Editorial

Generally, less is more. This is certainly not a rule but rather a lens that simplifies our vision. The thinking goes that by getting rid of the clutter we can get to the point of the message. This is certainly a line of thinking in contemporary art which is often defined by clean minimalism.

Yet there is a certain amount of ambivalence in such a contemporary moment when reduced to its bare essentials. Characterised by a neglectfulness of the past, the search for constant reinvention of these base essentials becomes a vacuum that has no history and therefore cannot grasp its own future.

The way to the future is not to consider the past as the realm of the dead but instead to grasp the possibilities of new life. This week explores this through three questions framed firstly by globalisation, and the “vexed matter of Europe in an African imaginary” in Ashraf Jamal’s essay on Letter to Europa currently on at WHATIFTHEWORLD.

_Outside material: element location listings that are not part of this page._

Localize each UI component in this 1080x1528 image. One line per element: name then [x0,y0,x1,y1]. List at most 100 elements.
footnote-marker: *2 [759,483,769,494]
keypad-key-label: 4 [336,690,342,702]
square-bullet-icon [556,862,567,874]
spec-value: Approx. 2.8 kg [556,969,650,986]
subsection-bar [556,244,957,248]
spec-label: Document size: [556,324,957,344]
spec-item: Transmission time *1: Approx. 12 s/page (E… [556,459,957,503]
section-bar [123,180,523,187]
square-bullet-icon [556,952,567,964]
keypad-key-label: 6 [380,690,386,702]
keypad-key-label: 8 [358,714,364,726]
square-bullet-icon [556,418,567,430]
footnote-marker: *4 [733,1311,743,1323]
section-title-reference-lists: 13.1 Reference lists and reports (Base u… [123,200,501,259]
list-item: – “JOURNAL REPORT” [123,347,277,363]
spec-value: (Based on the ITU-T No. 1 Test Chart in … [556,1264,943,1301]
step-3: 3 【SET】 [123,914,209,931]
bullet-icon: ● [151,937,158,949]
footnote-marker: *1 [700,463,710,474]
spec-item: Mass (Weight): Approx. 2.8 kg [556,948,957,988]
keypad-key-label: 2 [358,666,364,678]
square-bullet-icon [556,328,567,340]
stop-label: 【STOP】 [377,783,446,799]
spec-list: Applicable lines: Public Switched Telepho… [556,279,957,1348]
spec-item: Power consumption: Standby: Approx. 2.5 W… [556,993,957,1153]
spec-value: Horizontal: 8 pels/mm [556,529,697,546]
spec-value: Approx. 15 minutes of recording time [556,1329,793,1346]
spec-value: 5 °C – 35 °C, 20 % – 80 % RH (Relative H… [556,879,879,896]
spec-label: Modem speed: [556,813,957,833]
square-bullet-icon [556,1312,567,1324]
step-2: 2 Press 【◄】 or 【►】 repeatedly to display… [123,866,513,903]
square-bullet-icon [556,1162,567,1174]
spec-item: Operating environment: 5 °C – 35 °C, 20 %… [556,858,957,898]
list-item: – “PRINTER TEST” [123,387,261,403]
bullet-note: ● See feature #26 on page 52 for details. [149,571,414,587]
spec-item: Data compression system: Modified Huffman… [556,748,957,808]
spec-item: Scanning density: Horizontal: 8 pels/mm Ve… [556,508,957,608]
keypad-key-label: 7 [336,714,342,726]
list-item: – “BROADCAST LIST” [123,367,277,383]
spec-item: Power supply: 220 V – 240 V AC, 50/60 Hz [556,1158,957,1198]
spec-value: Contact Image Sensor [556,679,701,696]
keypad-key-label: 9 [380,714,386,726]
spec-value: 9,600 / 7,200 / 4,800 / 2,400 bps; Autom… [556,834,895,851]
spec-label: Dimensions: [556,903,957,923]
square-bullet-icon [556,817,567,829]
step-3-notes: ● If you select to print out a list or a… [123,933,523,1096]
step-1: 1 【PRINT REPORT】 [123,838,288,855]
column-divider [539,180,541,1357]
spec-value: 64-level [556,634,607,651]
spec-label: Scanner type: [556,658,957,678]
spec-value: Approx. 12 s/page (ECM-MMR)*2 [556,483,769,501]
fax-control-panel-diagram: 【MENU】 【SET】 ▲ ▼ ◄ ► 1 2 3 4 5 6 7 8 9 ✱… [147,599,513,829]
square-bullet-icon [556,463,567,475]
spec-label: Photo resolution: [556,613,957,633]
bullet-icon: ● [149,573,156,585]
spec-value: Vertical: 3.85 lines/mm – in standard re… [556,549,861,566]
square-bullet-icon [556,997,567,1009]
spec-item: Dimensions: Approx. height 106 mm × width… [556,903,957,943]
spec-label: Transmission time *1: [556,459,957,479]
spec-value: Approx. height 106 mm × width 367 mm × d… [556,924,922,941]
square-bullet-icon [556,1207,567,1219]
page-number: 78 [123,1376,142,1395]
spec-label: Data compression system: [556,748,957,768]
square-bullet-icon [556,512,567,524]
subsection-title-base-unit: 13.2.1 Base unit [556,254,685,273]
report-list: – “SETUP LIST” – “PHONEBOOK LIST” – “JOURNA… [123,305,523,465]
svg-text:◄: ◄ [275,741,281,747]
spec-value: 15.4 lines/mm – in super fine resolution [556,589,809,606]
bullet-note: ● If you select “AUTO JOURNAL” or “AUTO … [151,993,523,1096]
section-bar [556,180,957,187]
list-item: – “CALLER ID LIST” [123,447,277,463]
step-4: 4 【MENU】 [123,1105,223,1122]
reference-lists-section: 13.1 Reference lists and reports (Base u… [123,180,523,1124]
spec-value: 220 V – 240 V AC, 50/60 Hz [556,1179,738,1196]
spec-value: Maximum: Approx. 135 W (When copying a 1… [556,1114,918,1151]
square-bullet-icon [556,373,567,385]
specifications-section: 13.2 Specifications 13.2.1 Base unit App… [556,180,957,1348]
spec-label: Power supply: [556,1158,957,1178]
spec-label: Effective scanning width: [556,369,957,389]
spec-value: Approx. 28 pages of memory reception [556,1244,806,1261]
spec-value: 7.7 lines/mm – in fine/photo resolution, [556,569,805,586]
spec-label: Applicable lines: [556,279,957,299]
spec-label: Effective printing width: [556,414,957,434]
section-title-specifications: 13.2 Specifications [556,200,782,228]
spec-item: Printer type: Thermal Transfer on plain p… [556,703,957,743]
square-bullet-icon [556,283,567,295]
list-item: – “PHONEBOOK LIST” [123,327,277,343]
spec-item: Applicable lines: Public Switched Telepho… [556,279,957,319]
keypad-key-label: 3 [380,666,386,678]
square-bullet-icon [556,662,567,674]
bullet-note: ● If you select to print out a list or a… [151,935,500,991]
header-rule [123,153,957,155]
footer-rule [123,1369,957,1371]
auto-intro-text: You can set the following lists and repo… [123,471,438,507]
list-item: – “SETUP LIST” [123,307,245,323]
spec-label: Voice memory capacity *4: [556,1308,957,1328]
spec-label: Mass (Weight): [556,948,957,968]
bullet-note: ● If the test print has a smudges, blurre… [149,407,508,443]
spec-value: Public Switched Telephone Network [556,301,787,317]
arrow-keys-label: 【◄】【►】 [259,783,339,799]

Then Andrew Lamprecht reflects on the way domesticity can be used as a device to frame the conversation between contemporary art and a historical context in his review of Michael Godby’s exhibition “Home Truths: Domestic Interiors in South African Collections” currently on view at the Iziko National Gallery.

Finally, in Perspectives Igshaan Adams reflects on his show “Oorskot” at Blank Projects which takes its cue from the mortal remains of a person or the surplus material that is left behind in old ideas.